- Interactive map of Yrkje
- Coordinates: 59°23′51″N 5°40′09″E﻿ / ﻿59.39739°N 5.66914°E
- Country: Norway
- Region: Western Norway
- County: Rogaland
- District: Haugaland
- Municipality: Tysvær Municipality
- Elevation: 42 m (138 ft)
- Time zone: UTC+01:00 (CET)
- • Summer (DST): UTC+02:00 (CEST)
- Post Code: 5567 Skjoldastraumen

= Yrkje =

Village in Tysvær Municipality, Norway

Yrkje is a village in Tysvær Municipality in Rogaland county, Norway. The village is located at the western end of the Yrkjesfjorden, a branch off of the main Vindafjorden. The village lies on a small isthmus between the Yrkjesfjorden and the Skjoldafjorden, along the County Road 515, the only road over the isthmus connecting the peninsula to the mainland.
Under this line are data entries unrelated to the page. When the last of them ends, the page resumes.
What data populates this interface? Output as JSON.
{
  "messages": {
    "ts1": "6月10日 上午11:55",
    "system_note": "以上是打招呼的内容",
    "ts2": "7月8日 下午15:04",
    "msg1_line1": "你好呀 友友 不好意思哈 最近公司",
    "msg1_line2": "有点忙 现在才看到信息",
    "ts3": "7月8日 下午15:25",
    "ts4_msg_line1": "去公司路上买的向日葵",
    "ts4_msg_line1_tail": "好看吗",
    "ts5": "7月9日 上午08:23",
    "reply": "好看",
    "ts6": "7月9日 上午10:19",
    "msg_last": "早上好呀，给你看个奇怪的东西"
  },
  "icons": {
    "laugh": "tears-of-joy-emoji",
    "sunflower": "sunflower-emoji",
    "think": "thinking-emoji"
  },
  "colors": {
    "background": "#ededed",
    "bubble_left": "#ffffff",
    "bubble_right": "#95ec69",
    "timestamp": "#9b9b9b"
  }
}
The village of Skjoldastraumen lies about 5 km to the northwest and the villages of Hindaråvåg and Nedstrand lie about 20 km to the southeast.

==History==
The Yrke area was administratively part of the old Skjold Municipality since 1838 when municipalities were created in Norway. On 1 January 1965, Skjold Municipality was dissolved and its territory divided among three neighboring municipalities. The southwestern part of Skjold, which included the districts of Yrkje, Dueland, and Grinde with a total of 1,133 inhabitants were merged into Tysvær Municipality.